メンバーの平均年齢が高いことに対する批判の声もある中で、MF香川真司(29=ドルトムント)は、年齢は関係ないことを強調。4年前に戦った元コートジボワール代表FWドログバの例を出し、実績や経験値こそが重要と訴えた。
 その名前を口にしたのは突然だった。「ちょっと意地悪なことを聞くようですが」。
メディアから今回のW杯メンバーに経験のある選手、つまり年齢の高い選手が多く選出されたことについての批判に対する受け止め方を問われた時だった。
 「4年前のドログバじゃないですけど」
落ち着いた声で、香川は切りだした。
 「そういう選手が試合に入って、彼らは息を吹き返した。実績のある選手、経験のある選手は絶対に、重要になってくると思う」
 「4年前のドログバ」――。その存在感の大きさは、まさに自身や日本代表が忘れることのできない強烈なものだった。
14年のブラジル大会。コートジボワールと1次リーグ初戦を戦った日本は、本田の得点でリードしていた。ところが後半17分、ドログバの途中出場がスタジアム中の空気を変えた。当時、36歳。
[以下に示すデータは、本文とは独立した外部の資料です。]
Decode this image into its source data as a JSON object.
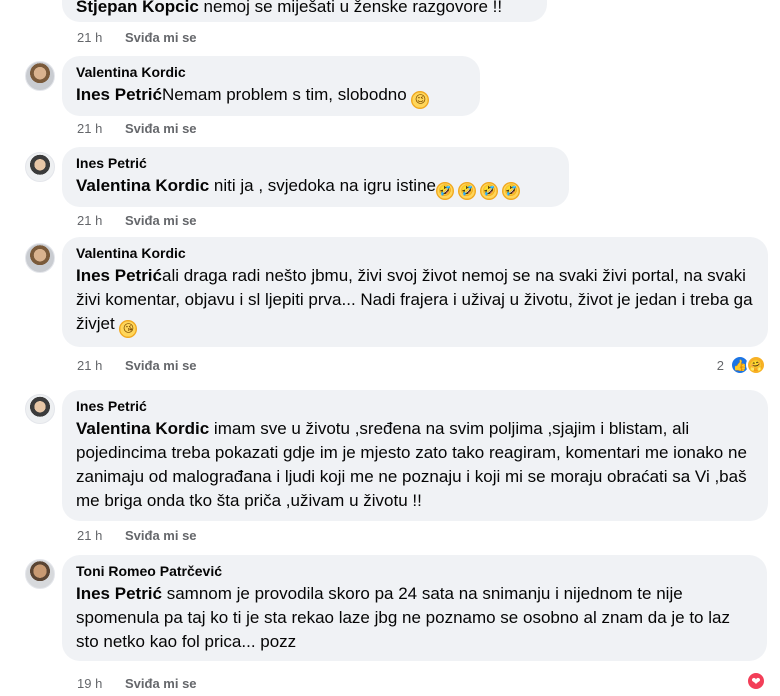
{
  "comments": [
    {
      "author": "Stjepan Kopcic",
      "text": "nemoj se miješati u ženske razgovore !!",
      "time": "21 h",
      "like_label": "Sviđa mi se"
    },
    {
      "author": "Valentina Kordic",
      "mention": "Ines Petrić",
      "text": "Nemam problem s tim, slobodno ",
      "time": "21 h",
      "like_label": "Sviđa mi se"
    },
    {
      "author": "Ines Petrić",
      "mention": "Valentina Kordic",
      "text": " niti ja , svjedoka na igru istine",
      "time": "21 h",
      "like_label": "Sviđa mi se"
    },
    {
      "author": "Valentina Kordic",
      "mention": "Ines Petrić",
      "text": "ali draga radi nešto jbmu, živi svoj život nemoj se na svaki živi portal, na svaki živi komentar, objavu i sl ljepiti prva... Nadi frajera i uživaj u životu, život je jedan i treba ga živjet ",
      "time": "21 h",
      "like_label": "Sviđa mi se",
      "reaction_count": "2"
    },
    {
      "author": "Ines Petrić",
      "mention": "Valentina Kordic",
      "text": " imam sve u životu ,sređena na svim poljima ,sjajim i blistam, ali pojedincima treba pokazati gdje im je mjesto zato tako reagiram, komentari me ionako ne zanimaju od malograđana i ljudi koji me ne poznaju i koji mi se moraju obraćati sa Vi ,baš me briga onda tko šta priča ,uživam u životu !!",
      "time": "21 h",
      "like_label": "Sviđa mi se"
    },
    {
      "author": "Toni Romeo Patrčević",
      "mention": "Ines Petrić",
      "text": " samnom je provodila skoro pa 24 sata na snimanju i nijednom te nije spomenula pa taj ko ti je sta rekao laze jbg ne poznamo se osobno al znam da je to laz sto netko kao fol prica... pozz",
      "time": "19 h",
      "like_label": "Sviđa mi se"
    }
  ],
  "icons": {
    "wink": "😉",
    "rofl": "🤣",
    "kiss": "😘",
    "like_reaction": "👍",
    "care_reaction": "🤗",
    "love_reaction": "❤"
  },
  "colors": {
    "bubble": "#f0f2f5",
    "meta": "#65676b",
    "like_blue": "#1b74e4",
    "love_red": "#f33e58"
  }
}
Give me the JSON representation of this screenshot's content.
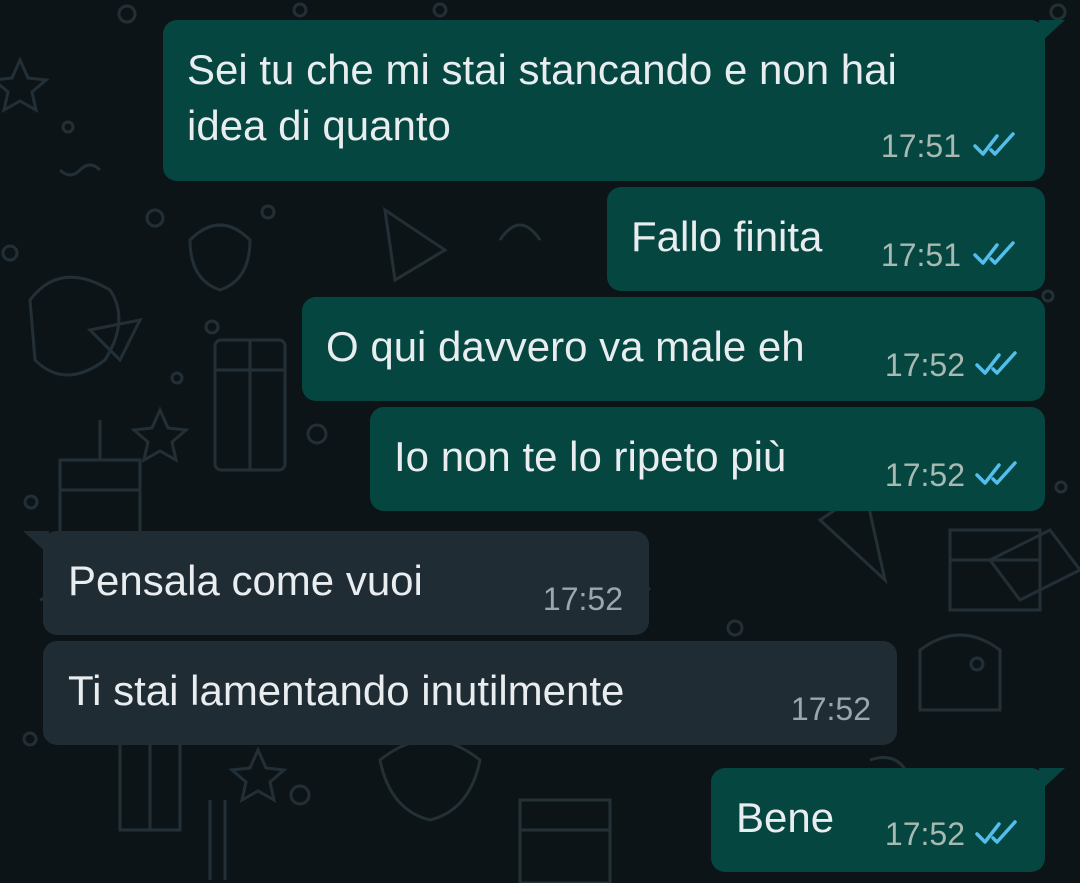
{
  "chat": {
    "messages": [
      {
        "direction": "outgoing",
        "text_line1": "Sei tu che mi stai stancando e non hai",
        "text_line2": "idea di quanto",
        "time": "17:51",
        "status": "read",
        "status_icon": "double-check-blue"
      },
      {
        "direction": "outgoing",
        "text": "Fallo finita",
        "time": "17:51",
        "status": "read",
        "status_icon": "double-check-blue"
      },
      {
        "direction": "outgoing",
        "text": "O qui davvero va male eh",
        "time": "17:52",
        "status": "read",
        "status_icon": "double-check-blue"
      },
      {
        "direction": "outgoing",
        "text": "Io non te lo ripeto più",
        "time": "17:52",
        "status": "read",
        "status_icon": "double-check-blue"
      },
      {
        "direction": "incoming",
        "text": "Pensala come vuoi",
        "time": "17:52"
      },
      {
        "direction": "incoming",
        "text": "Ti stai lamentando inutilmente",
        "time": "17:52"
      },
      {
        "direction": "outgoing",
        "text": "Bene",
        "time": "17:52",
        "status": "read",
        "status_icon": "double-check-blue"
      }
    ]
  },
  "colors": {
    "background": "#0d1418",
    "outgoing_bubble": "#054740",
    "incoming_bubble": "#1f2c33",
    "text": "#e9edef",
    "read_ticks": "#53bdeb"
  }
}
だが、その存在に気おされたイレブンは一気に2点を失い、負けた。先発だった香川は次のギリシャ戦で先発落ちの憂き目を味わった。
ドログバと香川。ともに攻撃の中心選手ではあったが、4年前は代表にもたらす結果が違った。
重圧に苦しんで崩れた苦い経験。17〜18年シーズン開幕前、ホワイトボードを購入して自宅に置き、長期的なテーマとして「プレッシャーを楽しむ!」と書いた。
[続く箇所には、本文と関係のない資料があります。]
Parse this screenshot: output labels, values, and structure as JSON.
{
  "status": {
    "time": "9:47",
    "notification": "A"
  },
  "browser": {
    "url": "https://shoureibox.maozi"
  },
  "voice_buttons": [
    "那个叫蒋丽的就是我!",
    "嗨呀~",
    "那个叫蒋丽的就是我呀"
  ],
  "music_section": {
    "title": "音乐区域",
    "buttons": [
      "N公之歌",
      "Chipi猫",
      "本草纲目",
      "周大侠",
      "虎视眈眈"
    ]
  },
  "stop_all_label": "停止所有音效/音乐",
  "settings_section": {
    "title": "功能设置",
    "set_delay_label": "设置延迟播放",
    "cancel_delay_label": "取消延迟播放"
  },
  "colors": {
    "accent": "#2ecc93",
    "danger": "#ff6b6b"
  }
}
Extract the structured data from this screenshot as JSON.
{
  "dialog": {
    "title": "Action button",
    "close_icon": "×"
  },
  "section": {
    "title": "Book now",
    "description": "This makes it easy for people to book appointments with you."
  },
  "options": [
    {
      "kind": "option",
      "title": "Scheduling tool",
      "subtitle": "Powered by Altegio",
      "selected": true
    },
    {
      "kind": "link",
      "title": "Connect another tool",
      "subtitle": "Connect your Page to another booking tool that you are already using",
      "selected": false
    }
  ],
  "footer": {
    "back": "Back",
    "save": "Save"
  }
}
2月上旬に左足首を痛めて長期離脱したが、5月30日のガーナ戦は後半開始から出場。本大会でも前回対戦時のドログバのように、試合途中で流れを変える「JOKER」の役割を求められる可能性もある。
西野監督からは「中盤での独特なセンス、感覚も戻ってくると思う」と期待されている。
2大会連続で背負う10番。「その番号に誇りは持っている」と言う。その上で「(メンバー入りは)一人一人が勝ち取り、監督が決めたこと。
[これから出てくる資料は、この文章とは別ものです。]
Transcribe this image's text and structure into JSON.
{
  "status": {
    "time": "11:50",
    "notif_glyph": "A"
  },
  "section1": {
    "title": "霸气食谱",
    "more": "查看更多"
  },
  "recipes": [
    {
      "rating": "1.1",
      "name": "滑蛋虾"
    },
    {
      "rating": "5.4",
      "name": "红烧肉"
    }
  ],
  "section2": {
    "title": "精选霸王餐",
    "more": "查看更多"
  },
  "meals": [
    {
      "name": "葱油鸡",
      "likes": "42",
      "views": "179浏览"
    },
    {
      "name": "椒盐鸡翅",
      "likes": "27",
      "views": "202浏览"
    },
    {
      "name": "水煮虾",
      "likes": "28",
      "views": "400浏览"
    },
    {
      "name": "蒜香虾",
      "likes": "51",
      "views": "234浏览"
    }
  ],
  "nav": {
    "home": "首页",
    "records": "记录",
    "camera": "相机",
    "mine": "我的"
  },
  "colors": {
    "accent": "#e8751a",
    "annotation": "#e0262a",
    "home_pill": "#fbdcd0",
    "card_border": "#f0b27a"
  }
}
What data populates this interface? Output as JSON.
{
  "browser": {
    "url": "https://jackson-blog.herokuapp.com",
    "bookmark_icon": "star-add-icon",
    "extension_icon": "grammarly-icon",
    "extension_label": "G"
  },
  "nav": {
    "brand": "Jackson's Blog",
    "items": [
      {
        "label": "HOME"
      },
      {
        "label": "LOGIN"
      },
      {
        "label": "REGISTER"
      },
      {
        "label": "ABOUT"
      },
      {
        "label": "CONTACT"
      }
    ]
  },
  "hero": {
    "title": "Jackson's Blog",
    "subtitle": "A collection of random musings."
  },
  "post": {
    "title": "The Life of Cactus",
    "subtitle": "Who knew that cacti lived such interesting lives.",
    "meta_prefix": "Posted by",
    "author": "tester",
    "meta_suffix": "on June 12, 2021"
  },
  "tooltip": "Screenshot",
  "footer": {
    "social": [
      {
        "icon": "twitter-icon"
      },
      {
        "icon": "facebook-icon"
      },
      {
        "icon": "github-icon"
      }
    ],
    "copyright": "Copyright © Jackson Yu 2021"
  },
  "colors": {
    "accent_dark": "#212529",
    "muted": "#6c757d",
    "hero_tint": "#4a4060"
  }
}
十二分の誇りを持ち、選ばれたメンバーで戦っていくだけ。年齢は関係ない。若い選手が出てくるに越したことはない。ただ、実績や経験は強みがあるんじゃないですかね」。
 4年前のドログバと今の香川。
代表に影響をもたらす経験値は共通している。29歳の円熟期。香川にしか出せない色で、サムライブルーの空気を一変させる。